L'esplanade de la gare Saint-Charles (Photo Clémentine Vaysse)

L'esplanade de la gare Saint-Charles (Photo Clémentine Vaysse)

L’esplanade de la gare Saint-Charles (Photo Clémentine Vaysse)

 

Tous les mois, nous vous proposons une plongée littéraire avec Erika Ribéri. Une thèse à la fac et une émission sur Radio Grenouille en cours, elle trouve encore le temps de nous proposer une chronique des auteurs et ouvrages qui prennent langue avec le territoire. Cette semaine, Erika évoque un ouvrage de Michel Tournier, La Goutte d’or, où Marseille est, comme souvent, un point de passage mais central.

C’est l’histoire d’Idriss, jeune berger d’une oasis saharienne qui se fait photographier en plein milieu du désert par une femme blonde disparue aussi vite qu’apparue dans sa Land Rover. Elle lui promet de lui envoyer sa photo. Celle-ci n’arrivera jamais. Il décide de partir à la recherche de cette part de lui-même qui lui a été volée.

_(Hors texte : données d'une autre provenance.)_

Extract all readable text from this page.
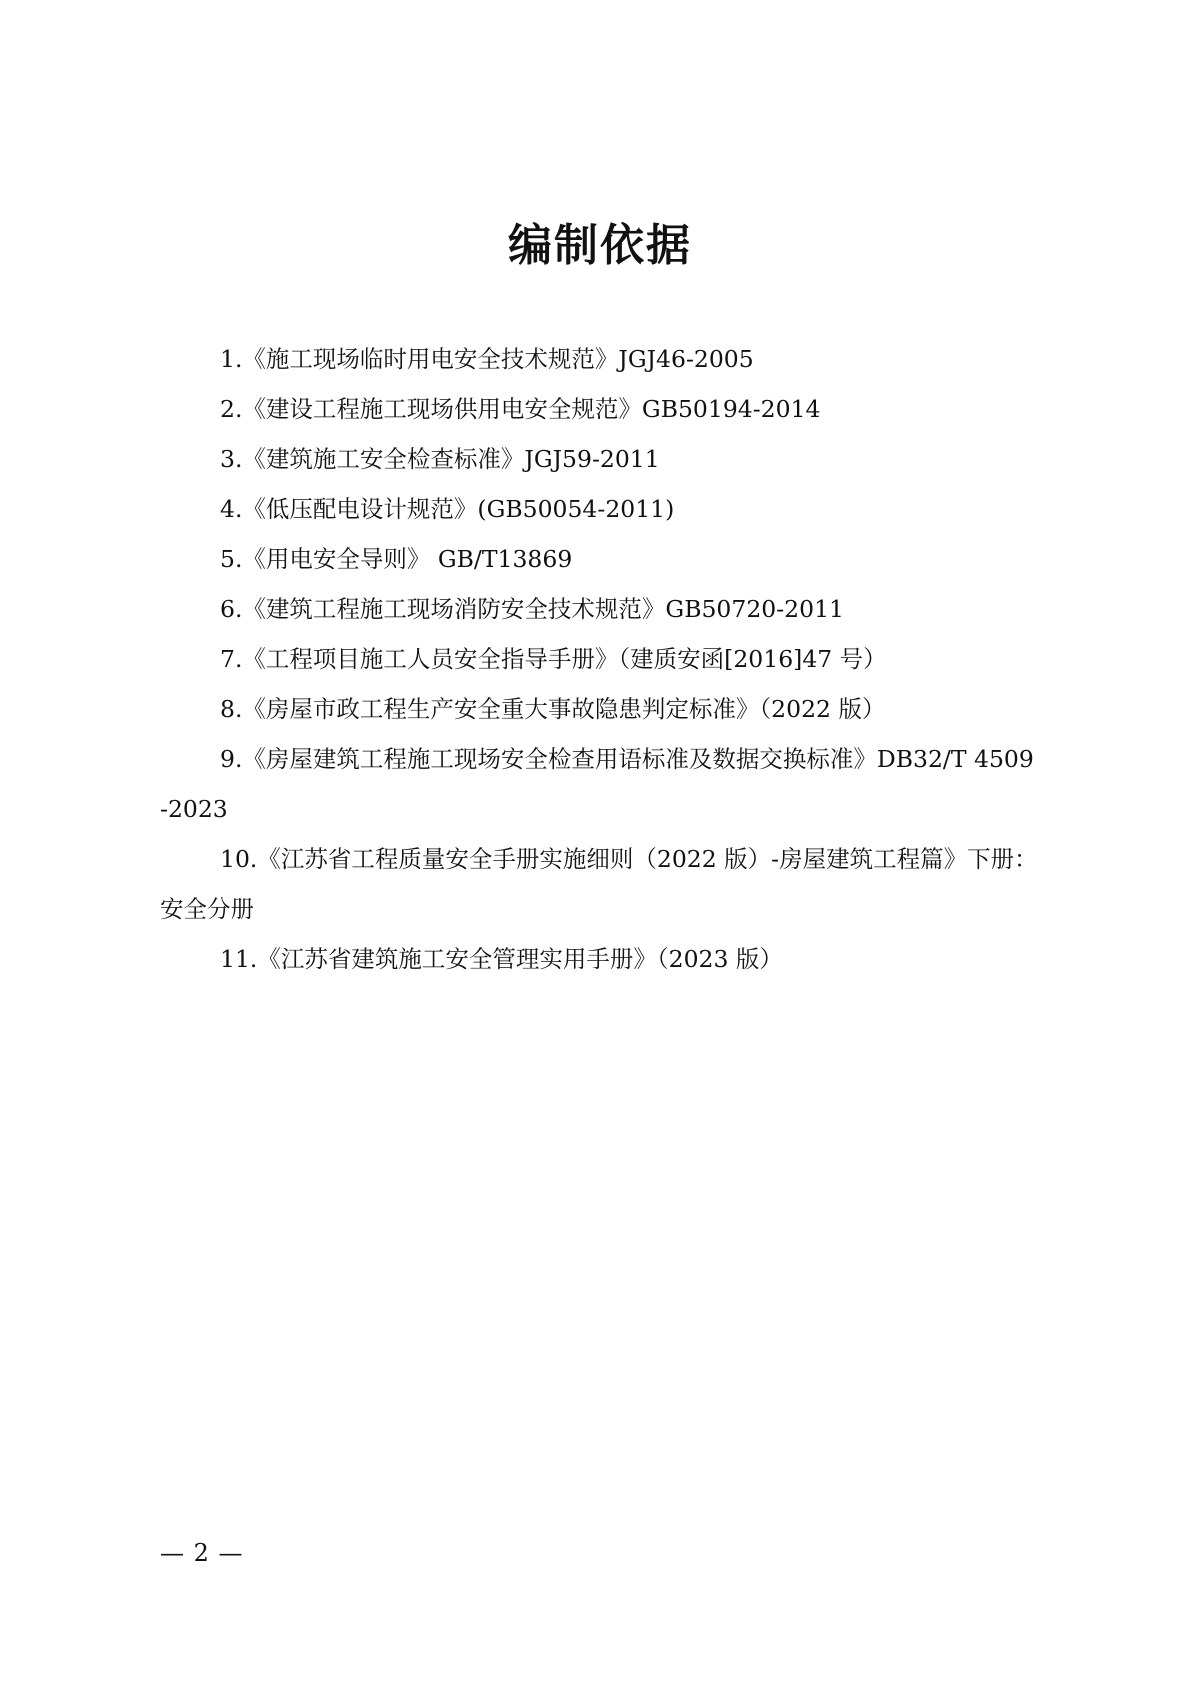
编制依据
1.《施工现场临时用电安全技术规范》JGJ46-2005
2.《建设工程施工现场供用电安全规范》GB50194-2014
3.《建筑施工安全检查标准》JGJ59-2011
4.《低压配电设计规范》(GB50054-2011)
5.《用电安全导则》 GB/T13869
6.《建筑工程施工现场消防安全技术规范》GB50720-2011
7.《工程项目施工人员安全指导手册》（建质安函[2016]47 号）
8.《房屋市政工程生产安全重大事故隐患判定标准》（2022 版）
9.《房屋建筑工程施工现场安全检查用语标准及数据交换标准》DB32/T 4509-2023
10.《江苏省工程质量安全手册实施细则（2022 版）-房屋建筑工程篇》下册：安全分册
11.《江苏省建筑施工安全管理实用手册》（2023 版）
— 2 —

C’est alors l’histoire d’un voyage vers le Nord, marqué par plusieurs étapes significatives : Béni Abbès, Béchar, Oran, Marseille, Paris. Enfin. Des étapes au cours desquelles Idriss va être chaque fois confronté à des images de lui-même dans lesquelles il ne se retrouvera jamais. Des étapes aussi où il fera l’expérience de son nouveau statut d’immigré maghrébin à une époque où ceux-ci arrivaient ou venaient d’arriver par milliers pour construire les nouvelles infrastructures de la France.

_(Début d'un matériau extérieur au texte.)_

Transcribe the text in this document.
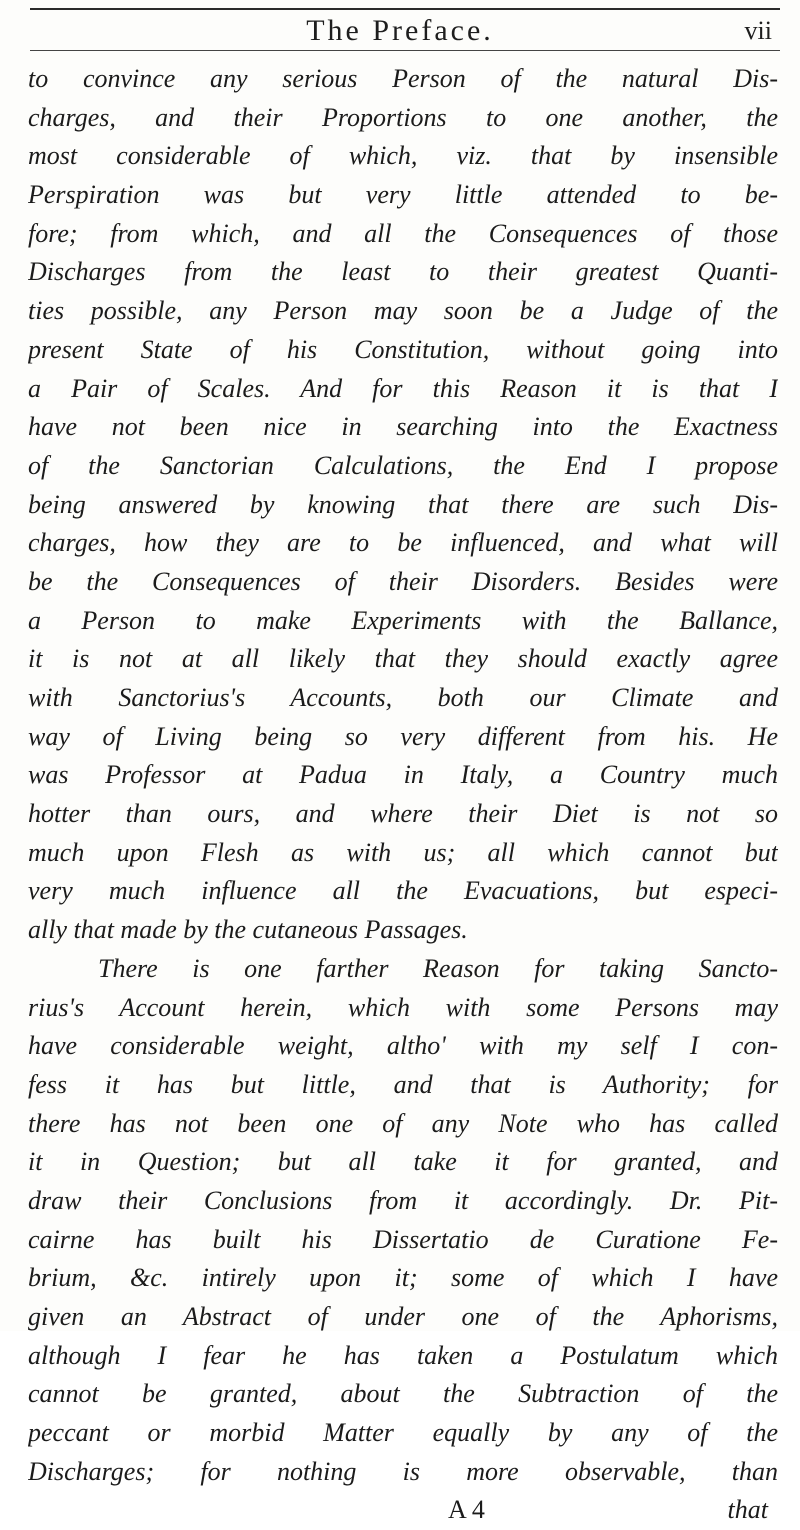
The Preface.	vii
to convince any serious Person of the natural Dis-
charges, and their Proportions to one another, the
most considerable of which, viz. that by insensible
Perspiration was but very little attended to be-
fore; from which, and all the Consequences of those
Discharges from the least to their greatest Quanti-
ties possible, any Person may soon be a Judge of the
present State of his Constitution, without going into
a Pair of Scales. And for this Reason it is that I
have not been nice in searching into the Exactness
of the Sanctorian Calculations, the End I propose
being answered by knowing that there are such Dis-
charges, how they are to be influenced, and what will
be the Consequences of their Disorders. Besides were
a Person to make Experiments with the Ballance,
it is not at all likely that they should exactly agree
with Sanctorius's Accounts, both our Climate and
way of Living being so very different from his. He
was Professor at Padua in Italy, a Country much
hotter than ours, and where their Diet is not so
much upon Flesh as with us; all which cannot but
very much influence all the Evacuations, but especi-
ally that made by the cutaneous Passages.
There is one farther Reason for taking Sancto-
rius's Account herein, which with some Persons may
have considerable weight, altho' with my self I con-
fess it has but little, and that is Authority; for
there has not been one of any Note who has called
it in Question; but all take it for granted, and
draw their Conclusions from it accordingly. Dr. Pit-
cairne has built his Dissertatio de Curatione Fe-
brium, &c. intirely upon it; some of which I have
given an Abstract of under one of the Aphorisms,
although I fear he has taken a Postulatum which
cannot be granted, about the Subtraction of the
peccant or morbid Matter equally by any of the
Discharges; for nothing is more observable, than
A 4	that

C’est donc l’histoire d’un récit initiatique où les lumières qui brillent par-delà la Méditerranée se révéleront au final bien grises et déceptives. C’est en somme l’histoire d’un désir de liberté, d’une quête de soi-même, de la découverte d’une culture occidentale fascinée et asservie par l’image. Et c’est enfin l’histoire d’une guérison et d’une libération par le signe, la calligraphie, l’écriture, autant d’armes contre l’attrait séduisant et trompeur de l’image.

« C’est l’histoire de… » : ce sont les mots qui me sont venus pour commencer cette chronique, ceux dont j’espère toujours qu’ils puissent me permettre de trouver le bon ton pour aborder le roman dont je vais parler, aujourd’hui La Goutte d’or (1986) de Michel Tournier, décédé le mois dernier et considéré comme l’un des romanciers français les plus importants de la fin du XXe siècle. Peut-être déjà un hommage presque involontaire à ce talent de conteur qu’on lui a si souvent reconnu, et que l’on retrouve dans ce roman. Pour les autres, je dois admettre ne pas encore pouvoir l’affirmer personnellement, si ce n’est que je me rappelle encore ma lecture avide et impatiente de Vendredi ou la vie sauvage au début de mes années collège (si vous avez des enfants ou jeunes adolescents qui ne l’auraient pas lu, donc…).

Mais chez Michel Tournier, l’histoire n’est jamais simplement qu’une histoire : car la première passion de l’auteur, c’était la philosophie, et comme il le disait lui-même, « ce qui sous-tend le récit est toujours d’inspiration philosophique ». Quand on sait que son autre grande passion était la photographie (il est d’ailleurs l’un des trois fondateurs des prestigieuses rencontres de photographie d’Arles), on comprend d’autant mieux d’où vient la réflexion qui parcourt tout le récit sur la force de l’image, cet « opium de l’occident » comme il la définit à la fin du roman.

Marseille, dans tout cela, apparaît très exactement (ou presque, à quelques pages près) au milieu du roman et reflète parfaitement cet imaginaire spécifique à la ville, à savoir celui d’une ville-frontière, de transition et de l’entre-deux culturel. Cet imaginaire se traduit notamment par l’utilisation de l’itinéraire que suit Idriss mais qui peut apparaître ou être décrit dans d’autres romans comme Désert de J. M. G. Le Clézio (1980) ou Cannibale de Didier Daeninckx (1998), et qui voit, depuis la ville de départ, l’arrivée des voyageurs/immigrés par le port qui remontent vers la gare Saint Charles pour enfin prendre le train vers la destination européenne finale escomptée.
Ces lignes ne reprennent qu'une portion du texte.